By Michael Phillips
WWR Article Summary (tl;dr) While she may have had some hesitations about jumping into the director’s chair, Elizabeth Chomko put those fears aside and is now flourishing as the one calling the shots. She shares how you can do it too!
Five pieces of direction from first-time feature filmmaker Elizabeth Chomko, writer and director of “What They Had”:
Write what you know. Chomko, 37, was born in Chicago and grew up in Minnesota; Hinsdale, Ill.; Belgium; England; and California. Her mother and uncles grew up in Oak Park and River Forest. She visited her grandparents twice a year for many years, and was 21 when her grandmother received an Alzheimer’s diagnosis, the basis of the “What They Had” storyline.

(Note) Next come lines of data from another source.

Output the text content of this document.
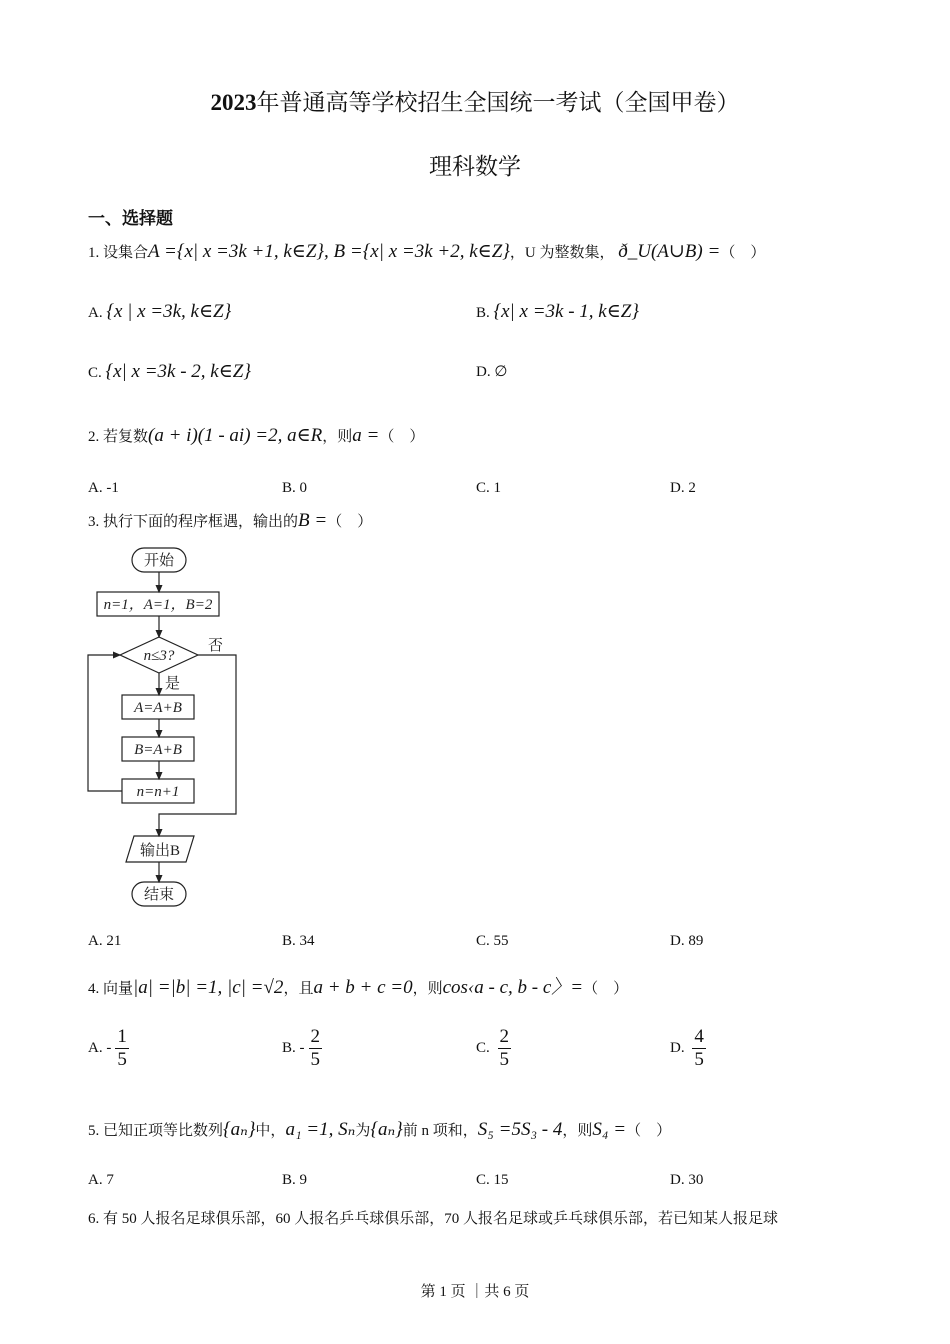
2023年普通高等学校招生全国统一考试（全国甲卷）
理科数学
一、选择题
1. 设集合A ={x| x =3k +1, k∈Z}, B ={x| x =3k +2, k∈Z}，U 为整数集， ð_U(A∪B) =（　）
A. {x | x =3k, k∈Z}	B. {x| x =3k - 1, k∈Z}
C. {x| x =3k - 2, k∈Z}	D. ∅
2. 若复数(a + i)(1 - ai) =2, a∈R，则a =（　）
A. -1	B. 0	C. 1	D. 2
3. 执行下面的程序框遇，输出的B =（　）
开始
n=1，A=1，B=2
n≤3?
否
是
A=A+B
B=A+B
n=n+1
输出B
结束
A. 21	B. 34	C. 55	D. 89
4. 向量|a| =|b| =1, |c| =√2，且a + b + c =0，则cos‹a - c, b - c〉=（　）
A. - $\frac{1}{5}$	B. - $\frac{2}{5}$	C. $\frac{2}{5}$	D. $\frac{4}{5}$
5. 已知正项等比数列{aₙ}中，a₁ =1, Sₙ为{aₙ}前 n 项和，S₅ =5S₃ - 4，则S₄ =（　）
A. 7	B. 9	C. 15	D. 30
6. 有 50 人报名足球俱乐部，60 人报名乒乓球俱乐部，70 人报名足球或乒乓球俱乐部，若已知某人报足球
第 1 页 ｜共 6 页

“We were a family of laughers,” Chomko told me last week, the day after her debut feature played the Chicago International Film Festival. “When she was diagnosed it was devastating, and we all thought we’d lose that easy laughter, how could anything be funny anymore? But we never really lost it, even though watching her lose her memories made me realize how precious they are, and how our memories are always kind of ebbing and flowing.”

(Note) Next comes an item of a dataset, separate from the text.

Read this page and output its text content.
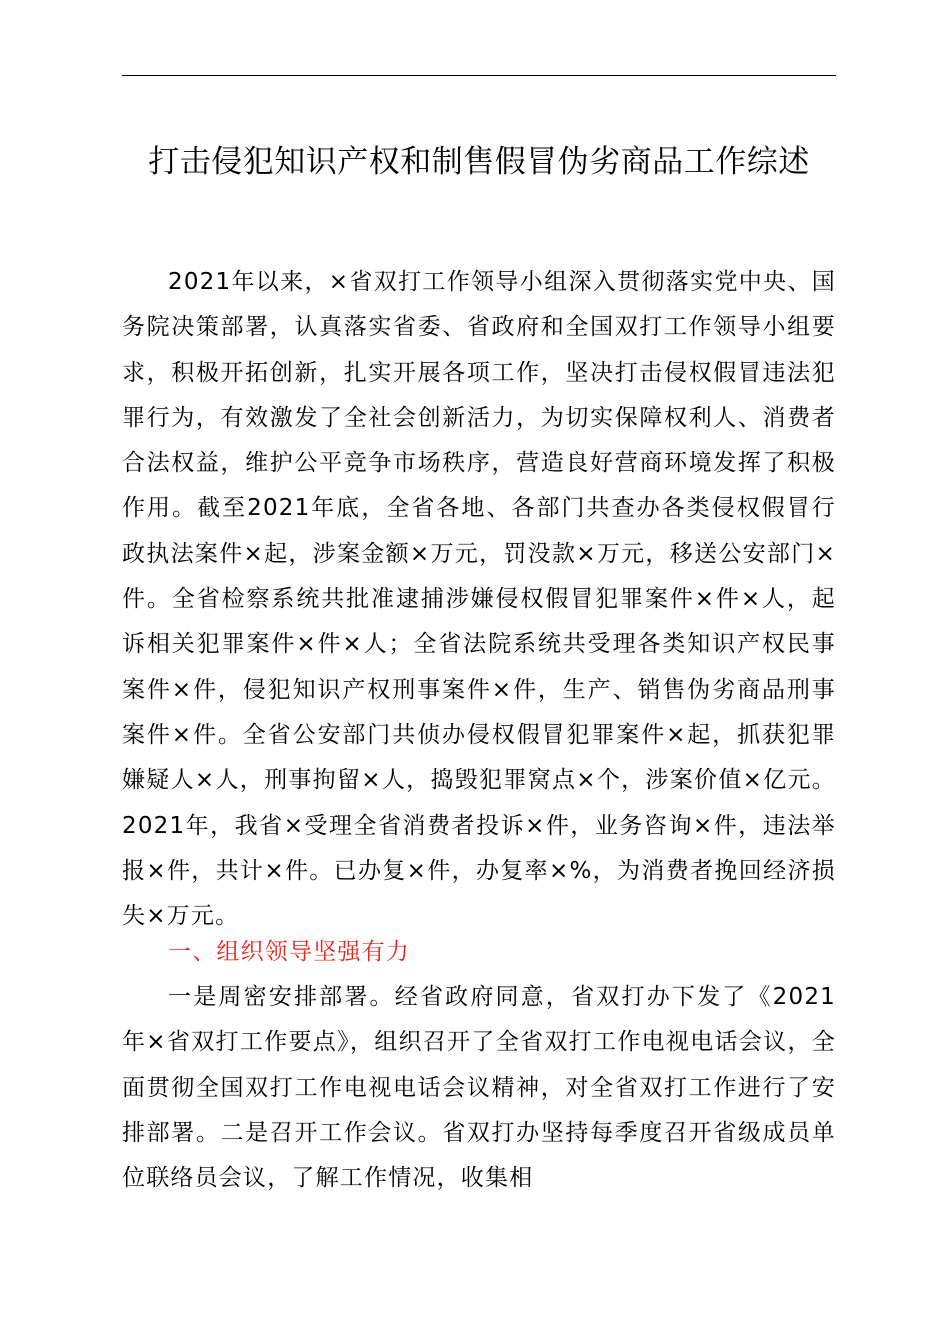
打击侵犯知识产权和制售假冒伪劣商品工作综述

2021年以来，×省双打工作领导小组深入贯彻落实党中央、国务院决策部署，认真落实省委、省政府和全国双打工作领导小组要求，积极开拓创新，扎实开展各项工作，坚决打击侵权假冒违法犯罪行为，有效激发了全社会创新活力，为切实保障权利人、消费者合法权益，维护公平竞争市场秩序，营造良好营商环境发挥了积极作用。截至2021年底，全省各地、各部门共查办各类侵权假冒行政执法案件×起，涉案金额×万元，罚没款×万元，移送公安部门×件。全省检察系统共批准逮捕涉嫌侵权假冒犯罪案件×件×人，起诉相关犯罪案件×件×人；全省法院系统共受理各类知识产权民事案件×件，侵犯知识产权刑事案件×件，生产、销售伪劣商品刑事案件×件。全省公安部门共侦办侵权假冒犯罪案件×起，抓获犯罪嫌疑人×人，刑事拘留×人，捣毁犯罪窝点×个，涉案价值×亿元。2021年，我省×受理全省消费者投诉×件，业务咨询×件，违法举报×件，共计×件。已办复×件，办复率×%，为消费者挽回经济损失×万元。

一、组织领导坚强有力

一是周密安排部署。经省政府同意，省双打办下发了《2021年×省双打工作要点》，组织召开了全省双打工作电视电话会议，全面贯彻全国双打工作电视电话会议精神，对全省双打工作进行了安排部署。二是召开工作会议。省双打办坚持每季度召开省级成员单位联络员会议，了解工作情况，收集相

Use your writing to cheat death. For years, Chomko worked primarily and steadily as a stage and TV actress. In Hollywood she made do with some recurring and series regular roles on the high end, settling on the low end, earlier on, for “mistress corpse in a rolled-up carpet” fare a la “CSI: Crime Scene Investigation.” (She really did play a mistress corpse in a rolled-up carpet, though she was seen, fleetingly, alive, in flashbacks.)
Chomko began the first draft of her semi-autobiographical screenplay seven years ago. “I wasn’t ready to let them go,” she says of her grandparents. “So this was a way of trying to cheat death, and find a workaround.”